Face au verbe efficace, il y a le silence indéchiffrable qui fortifie l’autorité en corsant le mystère. Il est l’apanage des chefs d’Etat conscients de leurs limites oratoires. C’est l’Ecole du laconisme et de la retenue à laquelle appartiennent les deux Paul (Kagamé et Biya) et autre Blaise Compaoré. Macky Sall y trouverait sa place et son compte. Sans complexe. Car la magie du verbe est sans rapport avec les palmes académiques ou les diplômes universitaires. Sékou Touré était un syndicaliste, le Général De Gaulle était un Saint-Cyrien et non un Normalien comme Sartre. L’orateur Fidel Castro est quand même un avocat. Toutefois, le Cubain n’a jamais battu le record du Guinéen Sékou Touré qui a parlé (sans notes ni pause) durant 7 heures d’horloge lors d’un séminaire du PDG tenu au Centre Agronomique de Foulaya, non loin de Kindia.

 
Lundi 15 Septembre 2014
Dakar actu




1.Posté par jiggy le 15/09/2014 02:24
depuis quand ce hableur de justin ndiaye s'est-il auto-proclame professeur de communication ou d'expression orale. justin, macky sall, de par sa formation ou amoins d'une reelle aptitude a l'oralite, ne pouvait pas etre un bon debatteur ou tout simplement un bon communicateur. cependant ce que j'aurais aime de sa part c'est qu'il laissasse a Eva Marie Coll Seck Ministre de la Sante le soin de mieux parler a la presse du probleme du jeune Guineen atteint d'Ebola car il faut que chaque ministere assume son role pleinement ce que du reste, Eva Seck a bien fait malgre quelques couacs. Un chef ne doit pas beaucoup parler a moins d'etre un orateur hors paire de la trempe de Obama. ou bien a chaque fois qu'il s'adresse a la nation le peuple doit y retenir quelque chose d'important. justin arretes de nous tympaniser a vec tes propos qui frisent le ridicule. par la meme occasion pourquoi ne pas lui demander encore de nommer Viviane Bompassy Premier Ministre quand on sait Dionne, le menteur, a peur d'ouvrir sa bouche. Macky Sall et son Pm de Dionne devraient prendre des cours d'expression orale aupres de Mr Justin Blabla Ndiaye, eminent professeur d'expression orale. lool

2.Posté par Ibras le 15/09/2014 04:09
Doyen merci pour les conseils. Macky est un homme direct mais très réfléchi.nous qui le connaissons ,on sait qu'il ne dit jamais une chose par hasard. C est ce discours masla ou mensonge qu il ne veut pas habituer les sénégalais.car dans son esprit,il a toujours derrière lui cette volonté de rupture promise dans son programme.mais comme disait le romancier " entre l espoir et la réalité il y a tout un océan".

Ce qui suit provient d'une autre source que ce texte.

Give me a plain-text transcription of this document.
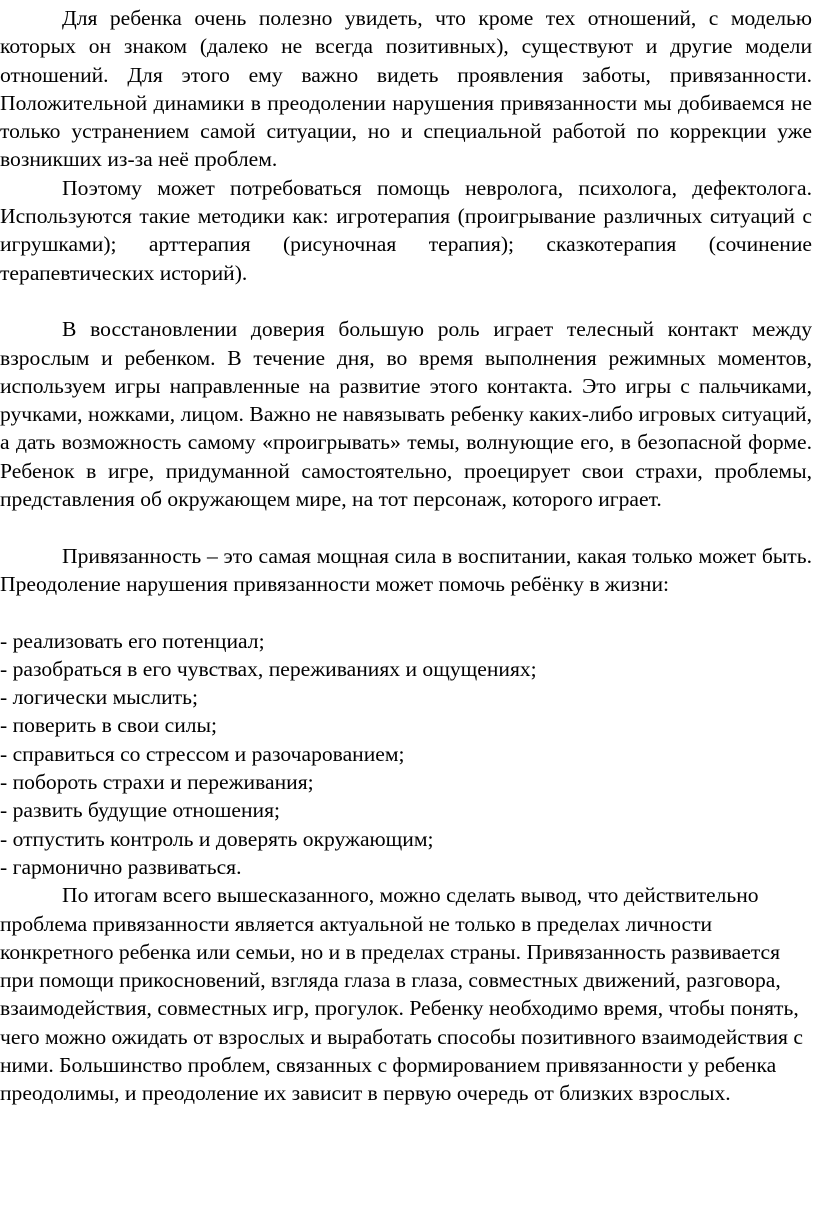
Для ребенка очень полезно увидеть, что кроме тех отношений, с моделью которых он знаком (далеко не всегда позитивных), существуют и другие модели отношений. Для этого ему важно видеть проявления заботы, привязанности. Положительной динамики в преодолении нарушения привязанности мы добиваемся не только устранением самой ситуации, но и специальной работой по коррекции уже возникших из-за неё проблем.

Поэтому может потребоваться помощь невролога, психолога, дефектолога. Используются такие методики как: игротерапия (проигрывание различных ситуаций с игрушками); арттерапия (рисуночная терапия); сказкотерапия (сочинение терапевтических историй).

В восстановлении доверия большую роль играет телесный контакт между взрослым и ребенком. В течение дня, во время выполнения режимных моментов, используем игры направленные на развитие этого контакта. Это игры с пальчиками, ручками, ножками, лицом. Важно не навязывать ребенку каких-либо игровых ситуаций, а дать возможность самому «проигрывать» темы, волнующие его, в безопасной форме. Ребенок в игре, придуманной самостоятельно, проецирует свои страхи, проблемы, представления об окружающем мире, на тот персонаж, которого играет.

Привязанность – это самая мощная сила в воспитании, какая только может быть. Преодоление нарушения привязанности может помочь ребёнку в жизни:

- реализовать его потенциал;
- разобраться в его чувствах, переживаниях и ощущениях;
- логически мыслить;
- поверить в свои силы;
- справиться со стрессом и разочарованием;
- побороть страхи и переживания;
- развить будущие отношения;
- отпустить контроль и доверять окружающим;
- гармонично развиваться.

По итогам всего вышесказанного, можно сделать вывод, что действительно проблема привязанности является актуальной не только в пределах личности конкретного ребенка или семьи, но и в пределах страны. Привязанность развивается при помощи прикосновений, взгляда глаза в глаза, совместных движений, разговора, взаимодействия, совместных игр, прогулок. Ребенку необходимо время, чтобы понять, чего можно ожидать от взрослых и выработать способы позитивного взаимодействия с ними. Большинство проблем, связанных с формированием привязанности у ребенка преодолимы, и преодоление их зависит в первую очередь от близких взрослых.
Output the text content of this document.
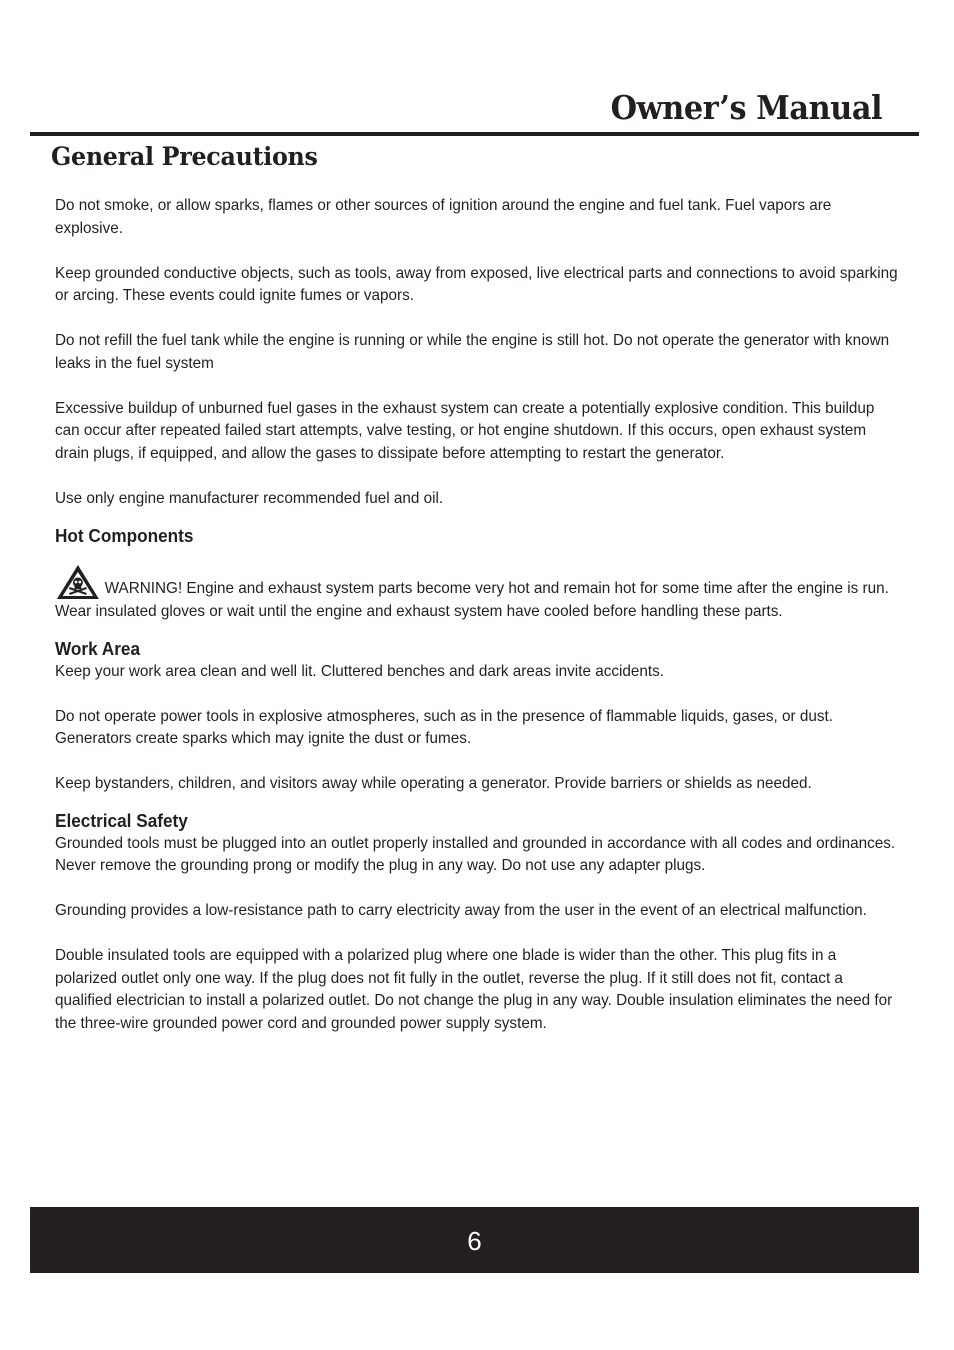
Owner’s Manual
General Precautions

Do not smoke, or allow sparks, flames or other sources of ignition around the engine and fuel tank. Fuel vapors are explosive.

Keep grounded conductive objects, such as tools, away from exposed, live electrical parts and connections to avoid sparking or arcing. These events could ignite fumes or vapors.

Do not refill the fuel tank while the engine is running or while the engine is still hot. Do not operate the generator with known leaks in the fuel system

Excessive buildup of unburned fuel gases in the exhaust system can create a potentially explosive condition. This buildup can occur after repeated failed start attempts, valve testing, or hot engine shutdown. If this occurs, open exhaust system drain plugs, if equipped, and allow the gases to dissipate before attempting to restart the generator.

Use only engine manufacturer recommended fuel and oil.

Hot Components

WARNING! Engine and exhaust system parts become very hot and remain hot for some time after the engine is run. Wear insulated gloves or wait until the engine and exhaust system have cooled before handling these parts.

Work Area

Keep your work area clean and well lit. Cluttered benches and dark areas invite accidents.

Do not operate power tools in explosive atmospheres, such as in the presence of flammable liquids, gases, or dust. Generators create sparks which may ignite the dust or fumes.

Keep bystanders, children, and visitors away while operating a generator. Provide barriers or shields as needed.

Electrical Safety

Grounded tools must be plugged into an outlet properly installed and grounded in accordance with all codes and ordinances. Never remove the grounding prong or modify the plug in any way. Do not use any adapter plugs.

Grounding provides a low-resistance path to carry electricity away from the user in the event of an electrical malfunction.

Double insulated tools are equipped with a polarized plug where one blade is wider than the other. This plug fits in a polarized outlet only one way. If the plug does not fit fully in the outlet, reverse the plug. If it still does not fit, contact a qualified electrician to install a polarized outlet. Do not change the plug in any way. Double insulation eliminates the need for the three-wire grounded power cord and grounded power supply system.

6
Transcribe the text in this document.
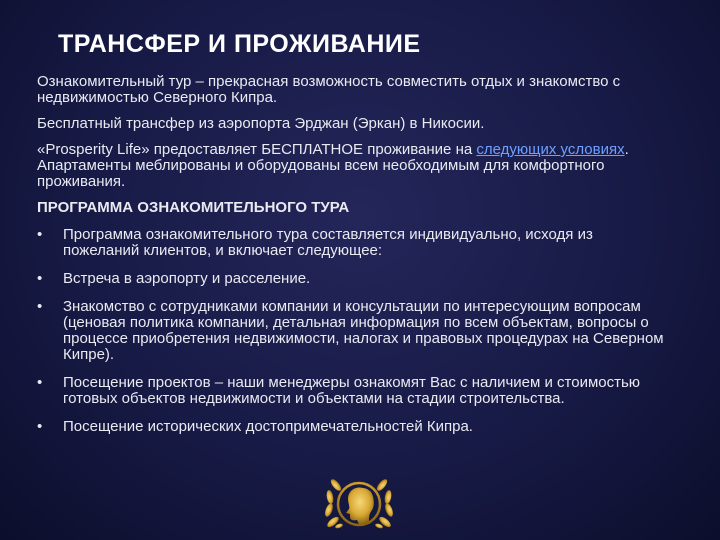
ТРАНСФЕР И ПРОЖИВАНИЕ

Ознакомительный тур – прекрасная возможность совместить отдых и знакомство с недвижимостью Северного Кипра.

Бесплатный трансфер из аэропорта Эрджан (Эркан) в Никосии.

«Prosperity Life» предоставляет БЕСПЛАТНОЕ проживание на следующих условиях. Апартаменты меблированы и оборудованы всем необходимым для комфортного проживания.

ПРОГРАММА ОЗНАКОМИТЕЛЬНОГО ТУРА

• Программа ознакомительного тура составляется индивидуально, исходя из пожеланий клиентов, и включает следующее:
• Встреча в аэропорту и расселение.
• Знакомство с сотрудниками компании и консультации по интересующим вопросам (ценовая политика компании, детальная информация по всем объектам, вопросы о процессе приобретения недвижимости, налогах и правовых процедурах на Северном Кипре).
• Посещение проектов – наши менеджеры ознакомят Вас с наличием и стоимостью готовых объектов недвижимости и объектами на стадии строительства.
• Посещение исторических достопримечательностей Кипра.
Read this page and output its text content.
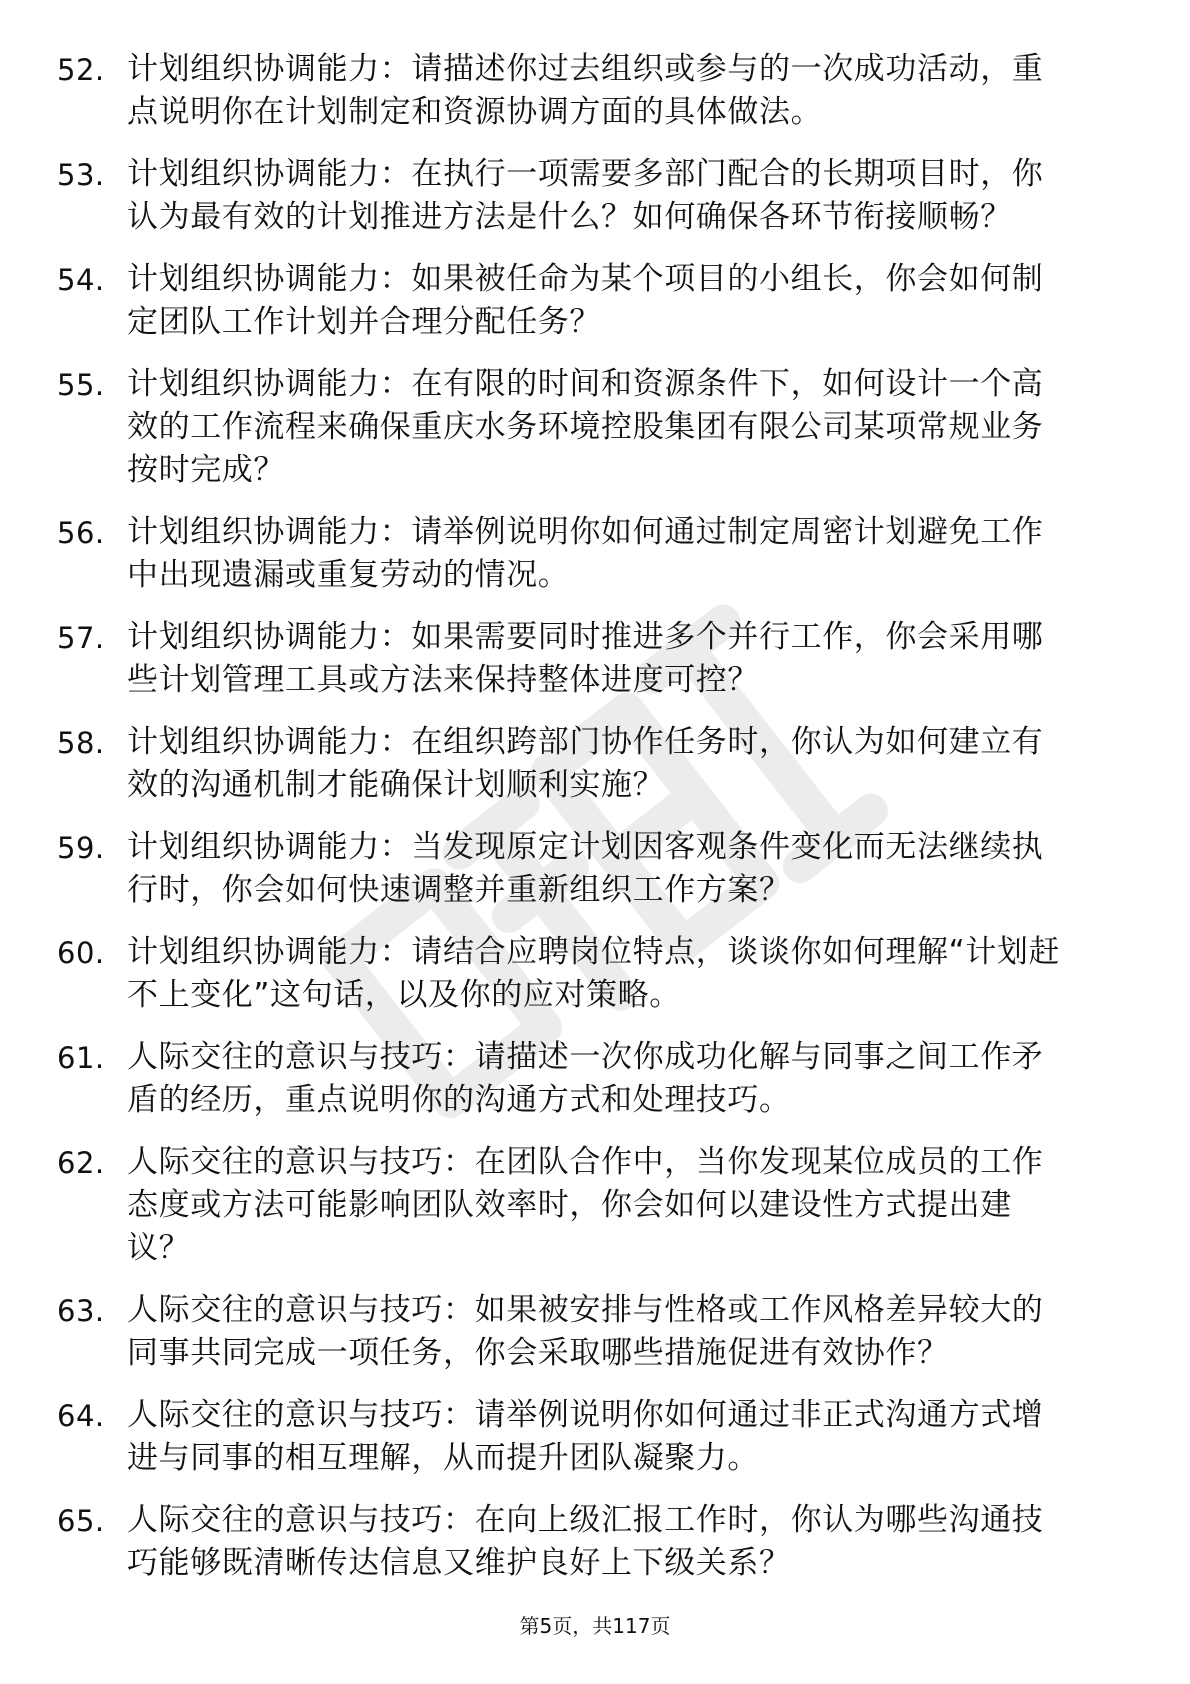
52. 计划组织协调能力：请描述你过去组织或参与的一次成功活动，重点说明你在计划制定和资源协调方面的具体做法。
53. 计划组织协调能力：在执行一项需要多部门配合的长期项目时，你认为最有效的计划推进方法是什么？如何确保各环节衔接顺畅？
54. 计划组织协调能力：如果被任命为某个项目的小组长，你会如何制定团队工作计划并合理分配任务？
55. 计划组织协调能力：在有限的时间和资源条件下，如何设计一个高效的工作流程来确保重庆水务环境控股集团有限公司某项常规业务按时完成？
56. 计划组织协调能力：请举例说明你如何通过制定周密计划避免工作中出现遗漏或重复劳动的情况。
57. 计划组织协调能力：如果需要同时推进多个并行工作，你会采用哪些计划管理工具或方法来保持整体进度可控？
58. 计划组织协调能力：在组织跨部门协作任务时，你认为如何建立有效的沟通机制才能确保计划顺利实施？
59. 计划组织协调能力：当发现原定计划因客观条件变化而无法继续执行时，你会如何快速调整并重新组织工作方案？
60. 计划组织协调能力：请结合应聘岗位特点，谈谈你如何理解“计划赶不上变化”这句话，以及你的应对策略。
61. 人际交往的意识与技巧：请描述一次你成功化解与同事之间工作矛盾的经历，重点说明你的沟通方式和处理技巧。
62. 人际交往的意识与技巧：在团队合作中，当你发现某位成员的工作态度或方法可能影响团队效率时，你会如何以建设性方式提出建议？
63. 人际交往的意识与技巧：如果被安排与性格或工作风格差异较大的同事共同完成一项任务，你会采取哪些措施促进有效协作？
64. 人际交往的意识与技巧：请举例说明你如何通过非正式沟通方式增进与同事的相互理解，从而提升团队凝聚力。
65. 人际交往的意识与技巧：在向上级汇报工作时，你认为哪些沟通技巧能够既清晰传达信息又维护良好上下级关系？
第5页，共117页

3.Posté par Quelqu''''un qui vous lit souvent! le 15/09/2014 07:17
j'aime bien vos analyses souvent très fouillées et qui nous changent sensiblement des textes laconiques et sans intérêt de pseudos journalistes qui cherche à faire le buzz plutôt qu'à informer.

Puisse le Président faire une lecture objective de ce texte, ses conseillers aussi devraient en prendre acte. la parole de l'autorité doit être une et irrévocable, sans subjectivité ni sentimentalisme; elle ne doit pas être dictée par l'émotion, faute de quoi elle en deviendrait presque banale et saperait de fait cette autorité.
Bref c'est une bonne analyse de la communication de La Présidence qui montre de nombreuses failles!!!!

par rapport à votre style, je voudrais juste vous suggérer d'essayer de réduire les parenthèses et tirets, ça gâche la lecture et semble montrer que vous n’accordez que peu d'importance aux éléments "encadrés". Si les exemples et rappels que vous citez ne sont pas décisifs pour la bonne compréhension de votre texte ne les mettez pas.
Si au contraire vous jugez qu'ils sont indispensables, essayez de les intégrer en utilisant des points virgules ou des renvois en bas de page. Cela a l'avantage de présenter un texte fluide et aéré.

De même, comme votre sujet c'est la communication du président, votre dernière note dans la conclusion devrait y renvoyer, en essayant de dégager une approche communicationnelle, même si j'ose imaginer que dans votre logique, elle est sous entendue dans les exemples que vous avez cités.

4.Posté par zzzzzz le 15/09/2014 07:35
Le Logos? Macky ne connait pas. N'oublions pas que c'est, dit-on, un géologue. Il devrait conNaitre es profondeurs , mais on remarque qu'il est terre à terre. Il n'a trouvé sous terre que sa femme... c'est une victoire puisque c'est elle qui gouverne.
Vieux père... très bon texte... il est profond, contrairement au président de la république très très démocratique du SUNUGAL

5.Posté par Orion le 15/09/2014 11:17
On ne dit pas 7 heures d'horloge, M. Ndiaye, mais 7 tours d'horloge. C'est élémentaire.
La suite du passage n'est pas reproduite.